By: Mike Longaecker, Woodbury Bulletin
Public service is nothing new to Ted Bearth.
He spent 24 years at Oakdale City Hall serving as a longtime City Council member and six years as the city’s mayor.
Now Bearth has his sights set on another public office: Washington County Board’s District 2 seat.
He faces incumbent Washington County Board Commissioner Bill Pulkrabek in the district, which comprises eastern Woodbury, Oakdale and Lake Elmo.
Bearth said he had been asked by community members to run for the seat each year Pulkrabek has been up for re-election.
“Now I said, ‘Hey, maybe I should,’” Bearth said.
He said he’s running because Pulkrabek “doesn’t do the job,” he said, citing Pulkrabek’s absence from meetings and votes.
“It’s an honor and a privilege and you don’t treat it that way,” Bearth said.
He said his years in public office taught him the value of the Golden Rule: “Treating people properly – like you would want to, especially listened to.
“Public service should have a bigger heart than it does.”
Bearth spent 34 years at American Can in St.
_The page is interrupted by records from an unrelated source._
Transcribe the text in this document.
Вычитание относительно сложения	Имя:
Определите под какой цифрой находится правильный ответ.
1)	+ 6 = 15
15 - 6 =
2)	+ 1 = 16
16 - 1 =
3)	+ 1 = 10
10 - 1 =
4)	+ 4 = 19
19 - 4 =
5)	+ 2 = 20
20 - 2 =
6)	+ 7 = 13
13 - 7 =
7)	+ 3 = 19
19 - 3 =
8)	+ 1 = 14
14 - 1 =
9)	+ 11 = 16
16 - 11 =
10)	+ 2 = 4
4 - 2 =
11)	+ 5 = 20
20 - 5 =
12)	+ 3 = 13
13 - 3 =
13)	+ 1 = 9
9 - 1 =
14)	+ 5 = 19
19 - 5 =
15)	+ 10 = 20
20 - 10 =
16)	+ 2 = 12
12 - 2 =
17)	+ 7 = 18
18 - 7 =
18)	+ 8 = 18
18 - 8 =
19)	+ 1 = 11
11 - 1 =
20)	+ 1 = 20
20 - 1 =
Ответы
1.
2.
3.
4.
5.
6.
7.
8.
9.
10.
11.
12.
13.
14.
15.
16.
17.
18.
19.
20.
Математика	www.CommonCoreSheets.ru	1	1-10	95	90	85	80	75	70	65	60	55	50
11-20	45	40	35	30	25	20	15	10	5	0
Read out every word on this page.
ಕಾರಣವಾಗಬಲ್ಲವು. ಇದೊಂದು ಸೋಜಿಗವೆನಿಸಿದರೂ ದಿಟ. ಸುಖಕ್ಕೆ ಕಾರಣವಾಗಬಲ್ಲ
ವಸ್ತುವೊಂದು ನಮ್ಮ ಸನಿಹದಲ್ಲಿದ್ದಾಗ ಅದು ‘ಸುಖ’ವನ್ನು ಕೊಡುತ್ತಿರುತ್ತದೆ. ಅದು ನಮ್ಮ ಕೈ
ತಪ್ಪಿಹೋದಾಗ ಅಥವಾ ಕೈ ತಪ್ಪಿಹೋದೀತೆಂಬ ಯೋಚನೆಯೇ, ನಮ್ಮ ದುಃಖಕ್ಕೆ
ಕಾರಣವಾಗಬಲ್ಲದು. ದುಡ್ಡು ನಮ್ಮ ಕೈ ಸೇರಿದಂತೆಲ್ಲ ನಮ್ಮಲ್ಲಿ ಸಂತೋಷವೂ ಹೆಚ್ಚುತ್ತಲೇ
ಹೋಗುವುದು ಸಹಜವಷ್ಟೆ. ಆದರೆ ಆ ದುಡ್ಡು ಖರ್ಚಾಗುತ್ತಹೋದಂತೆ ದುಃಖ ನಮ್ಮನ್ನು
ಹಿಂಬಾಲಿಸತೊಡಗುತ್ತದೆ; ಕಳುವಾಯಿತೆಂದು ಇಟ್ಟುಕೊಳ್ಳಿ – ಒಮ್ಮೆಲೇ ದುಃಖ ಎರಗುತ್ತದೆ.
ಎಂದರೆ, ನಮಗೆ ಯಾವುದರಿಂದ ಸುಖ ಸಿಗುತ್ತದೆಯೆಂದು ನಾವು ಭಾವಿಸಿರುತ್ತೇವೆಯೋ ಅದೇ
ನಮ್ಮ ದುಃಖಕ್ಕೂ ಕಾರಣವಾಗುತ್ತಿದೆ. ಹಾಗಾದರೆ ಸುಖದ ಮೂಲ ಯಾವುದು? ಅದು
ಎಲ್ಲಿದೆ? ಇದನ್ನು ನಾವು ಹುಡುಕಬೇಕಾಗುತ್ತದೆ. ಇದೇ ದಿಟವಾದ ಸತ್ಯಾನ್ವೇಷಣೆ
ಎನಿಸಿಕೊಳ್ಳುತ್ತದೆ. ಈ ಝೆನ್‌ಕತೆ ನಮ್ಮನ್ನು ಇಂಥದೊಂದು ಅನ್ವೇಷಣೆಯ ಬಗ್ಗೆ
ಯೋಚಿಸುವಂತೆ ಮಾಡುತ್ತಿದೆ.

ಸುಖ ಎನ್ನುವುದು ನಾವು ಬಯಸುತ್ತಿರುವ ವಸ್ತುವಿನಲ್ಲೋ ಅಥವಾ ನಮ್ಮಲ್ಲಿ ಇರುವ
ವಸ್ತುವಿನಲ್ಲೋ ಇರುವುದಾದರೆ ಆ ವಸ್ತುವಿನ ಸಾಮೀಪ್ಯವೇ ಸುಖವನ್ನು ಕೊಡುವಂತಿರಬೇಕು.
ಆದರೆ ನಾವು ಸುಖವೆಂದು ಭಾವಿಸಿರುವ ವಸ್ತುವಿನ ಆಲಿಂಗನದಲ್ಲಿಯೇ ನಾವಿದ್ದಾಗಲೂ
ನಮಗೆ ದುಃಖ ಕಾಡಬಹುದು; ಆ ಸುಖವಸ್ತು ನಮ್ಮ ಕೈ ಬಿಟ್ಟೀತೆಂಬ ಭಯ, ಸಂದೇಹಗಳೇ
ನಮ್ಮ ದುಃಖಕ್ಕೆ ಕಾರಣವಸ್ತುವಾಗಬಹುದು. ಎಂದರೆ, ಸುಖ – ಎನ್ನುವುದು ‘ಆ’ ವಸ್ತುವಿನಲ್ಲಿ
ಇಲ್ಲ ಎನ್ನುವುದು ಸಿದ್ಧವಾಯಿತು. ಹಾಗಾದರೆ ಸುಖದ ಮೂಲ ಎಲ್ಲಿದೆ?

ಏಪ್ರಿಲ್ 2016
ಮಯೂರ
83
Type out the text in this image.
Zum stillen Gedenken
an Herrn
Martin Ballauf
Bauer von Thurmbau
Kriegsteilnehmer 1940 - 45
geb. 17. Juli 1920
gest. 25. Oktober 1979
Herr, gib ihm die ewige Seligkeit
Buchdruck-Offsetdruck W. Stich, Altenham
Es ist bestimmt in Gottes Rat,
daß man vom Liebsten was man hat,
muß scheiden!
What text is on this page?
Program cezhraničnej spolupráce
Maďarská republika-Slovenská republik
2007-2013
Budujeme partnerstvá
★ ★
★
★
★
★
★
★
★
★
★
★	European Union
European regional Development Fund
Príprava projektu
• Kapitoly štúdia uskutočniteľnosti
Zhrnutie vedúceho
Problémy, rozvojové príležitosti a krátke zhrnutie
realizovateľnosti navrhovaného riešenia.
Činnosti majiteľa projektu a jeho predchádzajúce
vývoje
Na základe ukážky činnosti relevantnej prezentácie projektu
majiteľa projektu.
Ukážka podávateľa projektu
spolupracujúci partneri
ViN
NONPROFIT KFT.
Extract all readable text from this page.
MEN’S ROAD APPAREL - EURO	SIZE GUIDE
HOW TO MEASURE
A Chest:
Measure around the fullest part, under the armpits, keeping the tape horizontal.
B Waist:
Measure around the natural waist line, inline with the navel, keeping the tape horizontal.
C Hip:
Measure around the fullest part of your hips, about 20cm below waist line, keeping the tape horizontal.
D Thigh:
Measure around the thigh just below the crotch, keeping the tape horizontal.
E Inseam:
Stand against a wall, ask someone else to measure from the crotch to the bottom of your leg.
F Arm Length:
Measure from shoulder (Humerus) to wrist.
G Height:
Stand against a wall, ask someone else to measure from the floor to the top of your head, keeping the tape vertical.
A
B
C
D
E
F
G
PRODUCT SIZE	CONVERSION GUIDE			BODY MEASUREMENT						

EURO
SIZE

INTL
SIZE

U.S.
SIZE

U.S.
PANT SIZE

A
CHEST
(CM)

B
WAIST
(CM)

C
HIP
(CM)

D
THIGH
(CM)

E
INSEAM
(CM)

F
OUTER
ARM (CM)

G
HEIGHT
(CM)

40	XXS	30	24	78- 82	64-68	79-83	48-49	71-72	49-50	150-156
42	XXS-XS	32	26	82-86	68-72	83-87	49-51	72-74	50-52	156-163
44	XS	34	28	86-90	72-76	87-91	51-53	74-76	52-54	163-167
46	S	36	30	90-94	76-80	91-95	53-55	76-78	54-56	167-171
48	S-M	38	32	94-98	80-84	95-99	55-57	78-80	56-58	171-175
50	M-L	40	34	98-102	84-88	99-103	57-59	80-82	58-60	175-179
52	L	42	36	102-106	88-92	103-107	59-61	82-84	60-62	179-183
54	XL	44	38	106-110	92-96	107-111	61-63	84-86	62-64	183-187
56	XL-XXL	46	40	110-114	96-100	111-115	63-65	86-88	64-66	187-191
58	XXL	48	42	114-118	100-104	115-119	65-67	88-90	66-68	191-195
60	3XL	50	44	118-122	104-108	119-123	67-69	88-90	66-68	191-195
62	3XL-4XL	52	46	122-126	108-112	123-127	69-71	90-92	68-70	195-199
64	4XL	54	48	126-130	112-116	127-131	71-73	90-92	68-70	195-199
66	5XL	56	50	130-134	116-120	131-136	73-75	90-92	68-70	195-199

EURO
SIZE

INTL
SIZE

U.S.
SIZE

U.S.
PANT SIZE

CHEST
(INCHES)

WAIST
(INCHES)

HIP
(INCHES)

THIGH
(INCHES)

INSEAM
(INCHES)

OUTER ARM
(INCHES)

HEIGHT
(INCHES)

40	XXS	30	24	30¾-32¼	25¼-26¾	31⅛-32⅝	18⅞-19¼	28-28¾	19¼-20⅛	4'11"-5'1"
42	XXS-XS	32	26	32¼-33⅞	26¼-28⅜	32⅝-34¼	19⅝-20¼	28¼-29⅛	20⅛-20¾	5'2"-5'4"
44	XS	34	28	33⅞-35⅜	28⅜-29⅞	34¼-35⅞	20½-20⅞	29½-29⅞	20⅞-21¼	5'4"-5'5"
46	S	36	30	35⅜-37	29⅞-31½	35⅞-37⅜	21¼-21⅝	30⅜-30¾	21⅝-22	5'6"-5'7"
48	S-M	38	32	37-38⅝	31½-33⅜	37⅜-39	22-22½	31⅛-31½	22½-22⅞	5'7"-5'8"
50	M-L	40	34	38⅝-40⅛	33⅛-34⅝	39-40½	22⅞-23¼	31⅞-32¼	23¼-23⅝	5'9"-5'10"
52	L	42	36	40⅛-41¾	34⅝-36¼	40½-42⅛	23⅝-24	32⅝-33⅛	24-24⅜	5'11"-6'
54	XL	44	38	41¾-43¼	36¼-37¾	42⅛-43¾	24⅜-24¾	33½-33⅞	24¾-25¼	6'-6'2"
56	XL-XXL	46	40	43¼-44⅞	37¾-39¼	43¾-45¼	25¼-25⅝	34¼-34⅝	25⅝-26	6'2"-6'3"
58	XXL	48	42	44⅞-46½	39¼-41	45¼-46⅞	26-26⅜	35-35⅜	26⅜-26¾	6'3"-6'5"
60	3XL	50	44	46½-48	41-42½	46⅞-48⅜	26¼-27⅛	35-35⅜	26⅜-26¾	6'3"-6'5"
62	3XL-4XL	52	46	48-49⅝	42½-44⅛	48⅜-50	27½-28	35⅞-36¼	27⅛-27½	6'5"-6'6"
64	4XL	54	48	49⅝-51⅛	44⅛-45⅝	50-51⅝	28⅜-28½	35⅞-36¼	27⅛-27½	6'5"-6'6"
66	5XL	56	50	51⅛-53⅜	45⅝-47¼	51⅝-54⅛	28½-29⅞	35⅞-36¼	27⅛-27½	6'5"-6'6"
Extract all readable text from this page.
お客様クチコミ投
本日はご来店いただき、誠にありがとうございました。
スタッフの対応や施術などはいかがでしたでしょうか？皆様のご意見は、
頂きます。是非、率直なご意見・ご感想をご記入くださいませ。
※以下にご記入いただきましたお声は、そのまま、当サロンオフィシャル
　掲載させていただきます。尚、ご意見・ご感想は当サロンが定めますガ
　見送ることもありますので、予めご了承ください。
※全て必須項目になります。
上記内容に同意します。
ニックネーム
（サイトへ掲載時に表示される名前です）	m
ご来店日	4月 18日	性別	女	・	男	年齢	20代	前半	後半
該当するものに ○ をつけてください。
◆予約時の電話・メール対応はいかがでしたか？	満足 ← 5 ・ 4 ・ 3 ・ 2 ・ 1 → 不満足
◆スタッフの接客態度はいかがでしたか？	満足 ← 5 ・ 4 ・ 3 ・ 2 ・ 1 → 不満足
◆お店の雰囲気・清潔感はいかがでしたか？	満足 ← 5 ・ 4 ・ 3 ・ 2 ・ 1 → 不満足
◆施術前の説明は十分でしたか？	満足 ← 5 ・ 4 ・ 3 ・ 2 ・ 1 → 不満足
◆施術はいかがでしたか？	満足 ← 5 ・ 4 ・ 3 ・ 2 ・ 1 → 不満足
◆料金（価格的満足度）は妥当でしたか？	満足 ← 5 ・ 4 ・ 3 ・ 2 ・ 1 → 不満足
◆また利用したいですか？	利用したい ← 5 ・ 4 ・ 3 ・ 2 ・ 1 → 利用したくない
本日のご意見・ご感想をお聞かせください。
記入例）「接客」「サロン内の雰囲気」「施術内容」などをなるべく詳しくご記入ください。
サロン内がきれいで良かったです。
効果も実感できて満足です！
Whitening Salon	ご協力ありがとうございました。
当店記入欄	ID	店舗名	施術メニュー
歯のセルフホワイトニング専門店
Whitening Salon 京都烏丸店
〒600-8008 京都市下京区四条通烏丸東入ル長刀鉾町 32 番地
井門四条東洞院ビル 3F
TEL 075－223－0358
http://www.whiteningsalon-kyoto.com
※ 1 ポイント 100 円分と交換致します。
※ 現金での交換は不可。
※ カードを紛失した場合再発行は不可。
Paul, where he worked his way up from the factory floor to the main office. He is now completing a job with the Landfall Housing and Redevelopment Authority that ends Nov. 2.
If elected, Bearth said he would like to re-establish a partnership between Washington and Dakota counties that performed training for emergencies and crises.
“It’s a real good training exercise,” he said of the former program. “We probably need that now as much as we did then.”
He named taxes as another top priority. Bearth said County Board “definitely can’t raise taxes” moving ahead.
“There’s too many people hurting,” he said.
When it comes to finding savings in the budget, Bearth said he would first look to commissioners’ travel budgets. While some travel is necessary, he suspected more can be accomplished via communication technology.
“Maybe there’s some wiggle room there,” he said.
He supports transit efforts, but not light-rail options, saying it is too expensive. Rather, the bus rapid-transit option (BRT) that was advanced earlier this month by a key transit panel, has his support.
“I am definitely a bus person,” he said. “That’s smart. That’s good planning.”